Asthma in adults may be of new onset or persistent from childhood. Unlike asthma in children, among adults, asthma is seldom clinically progressive or undergo complete remission. However, rapid rate of decline in lung function may be observed among patients with severe asthma[11][12] or those with new onset asthma as reported in a longitudinal study, The Copenhagen City Heart Study where the decline in lung function was, on average, 39 ml/yr in men and 11 ml/yr in women, respectively, compared with that in nonasthmatic subjects. Among patients with chronic asthma, the rate of lung function decline did not increase compared with that in nonasthmatic subjects[13]. Relapse rates among patients with past history of asthma tend to increase with age[14].

Prognosis

The prognosis for asthmatics is good; especially for children with mild disease.

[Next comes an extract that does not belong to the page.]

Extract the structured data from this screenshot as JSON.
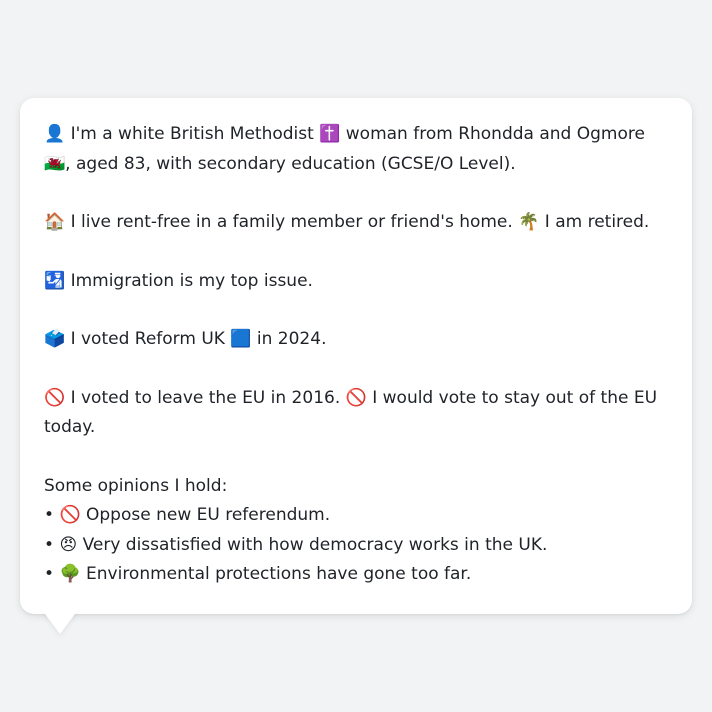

For asthmatics diagnosed during childhood, 54% will no longer carry the diagnosis after a decade. The extent of permanent lung damage in asthmatics is unclear. Airway remodelling is observed, but it is unknown whether these represent harmful or beneficial changes.[15] Although conclusions from studies are mixed, most studies show that early treatment with glucocorticoids prevents or ameliorates decline in lung function as measured by several parameters.[16] For those who continue to suffer from mild symptoms, corticosteroids can help most to live their lives with few disabilities. The mortality rate for asthma is low, with around 6000 deaths per year in a population of some 10 million patients in the United States. Better control of the condition may help prevent some of these deaths.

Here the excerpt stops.